1. And it came to pass--This chapter presents Abram in the unexpected character of a warrior. The occasion was this: The king of Sodom and the kings of the adjoining cities, after having been tributaries for twelve years to the king of Elam, combined to throw off his yoke. To chastise their rebellion, as he deemed it, Chedorlaomer, with the aid of three allies, invaded the territories of the refractory princes, defeated them in a pitched battle where the nature of the ground favored his army (Ge 14:10), and hastened in triumph on his homeward march, with a large amount of captives and booty, though merely a stranger.
12. they took Lot . . . and his goods, and departed--How would the conscience of that young man now upbraid him for his selfish folly and ingratitude in withdrawing from his kind and pious relative!
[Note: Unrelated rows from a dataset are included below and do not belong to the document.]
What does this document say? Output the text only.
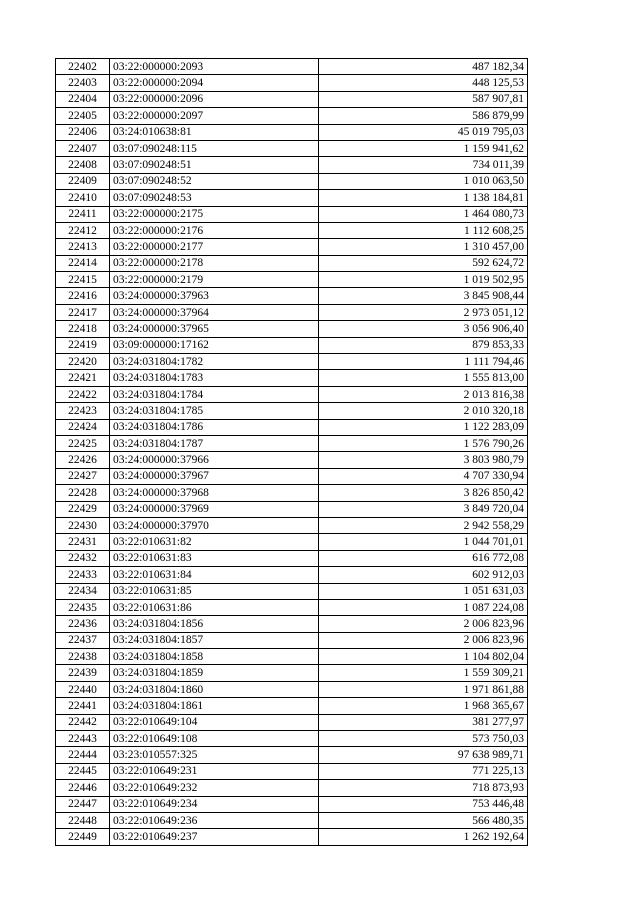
22402	03:22:000000:2093	487 182,34
22403	03:22:000000:2094	448 125,53
22404	03:22:000000:2096	587 907,81
22405	03:22:000000:2097	586 879,99
22406	03:24:010638:81	45 019 795,03
22407	03:07:090248:115	1 159 941,62
22408	03:07:090248:51	734 011,39
22409	03:07:090248:52	1 010 063,50
22410	03:07:090248:53	1 138 184,81
22411	03:22:000000:2175	1 464 080,73
22412	03:22:000000:2176	1 112 608,25
22413	03:22:000000:2177	1 310 457,00
22414	03:22:000000:2178	592 624,72
22415	03:22:000000:2179	1 019 502,95
22416	03:24:000000:37963	3 845 908,44
22417	03:24:000000:37964	2 973 051,12
22418	03:24:000000:37965	3 056 906,40
22419	03:09:000000:17162	879 853,33
22420	03:24:031804:1782	1 111 794,46
22421	03:24:031804:1783	1 555 813,00
22422	03:24:031804:1784	2 013 816,38
22423	03:24:031804:1785	2 010 320,18
22424	03:24:031804:1786	1 122 283,09
22425	03:24:031804:1787	1 576 790,26
22426	03:24:000000:37966	3 803 980,79
22427	03:24:000000:37967	4 707 330,94
22428	03:24:000000:37968	3 826 850,42
22429	03:24:000000:37969	3 849 720,04
22430	03:24:000000:37970	2 942 558,29
22431	03:22:010631:82	1 044 701,01
22432	03:22:010631:83	616 772,08
22433	03:22:010631:84	602 912,03
22434	03:22:010631:85	1 051 631,03
22435	03:22:010631:86	1 087 224,08
22436	03:24:031804:1856	2 006 823,96
22437	03:24:031804:1857	2 006 823,96
22438	03:24:031804:1858	1 104 802,04
22439	03:24:031804:1859	1 559 309,21
22440	03:24:031804:1860	1 971 861,88
22441	03:24:031804:1861	1 968 365,67
22442	03:22:010649:104	381 277,97
22443	03:22:010649:108	573 750,03
22444	03:23:010557:325	97 638 989,71
22445	03:22:010649:231	771 225,13
22446	03:22:010649:232	718 873,93
22447	03:22:010649:234	753 446,48
22448	03:22:010649:236	566 480,35
22449	03:22:010649:237	1 262 192,64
Whenever we go out of the path of duty, we put ourselves away from God's protection, and cannot expect that the choice we make will be for our lasting good. 13. there came one that had escaped--Abram might have excused himself from taking any active concern in his "brother," that is, nephew, who little deserved that he should incur trouble or danger on his account. But Abram, far from rendering evil for evil, resolved to take immediate measures for the rescue of Lot. 14. And when Abram heard that his brother was taken captive, he armed his trained servants--domestic slaves, such as are common in Eastern countries still and are considered and treated as members of the family. If Abram could spare three hundred and eighteen slaves and leave a sufficient number to take care of the flocks, what a large establishment he must have had. 15, 16. he divided himself . . . by night--This war between the petty princes of ancient Canaan is exactly the same as the frays and skirmishes between Arab chiefs in the present day. When a defeated party resolves to pursue the enemy, they wait till they are fast asleep; then, as they have no idea of posting sentinels, they rush upon them from different directions, strike down the tent poles--if there is any fight at all, it is the fray of a tumultuous mob--a panic commonly ensues, and the whole contest is ended with little or no loss on either side.
18. Melchizedek--This victory conferred a public benefit on that part of the country; and Abram, on his return, was treated with high respect and consideration, particularly by the king of Sodom and Melchizedek, who seems to have been one of the few native princes, if not the only one, who knew and worshipped, "the most high God," whom Abram served. This king who was a type of the Saviour (Heb 7:1), came to bless God for the victory which had been won, and in the name of God to bless Abram, by whose arms it had been achieved--a pious acknowledgment which we should imitate on succeeding in any lawful enterprise.
20. he gave him tithes of all--Here is an evidence of Abram's piety, as well as of his valor; for it was to a priest or official mediator between God and him that Abram gave a tenth of the spoil--a token of his gratitude and in honor of a divine ordinance (Pr 3:9). 21. the king of Sodom said . . . Give me the persons--According to the war customs still existing among the Arab tribes, Abram might have retained the recovered goods, and his right was acknowledged by the king of Sodom. But with honest pride, and a generosity unknown in that part of the world, he replied with strong phraseology common to the East, "I have lifted up mine hand" [that is, I have sworn] unto the Lord that I will not take from a thread even to a sandal-thong, and that that I will not take any thing that [is] thine, lest thou shouldst say, I have made Abram rich" [Ge 14:22,23].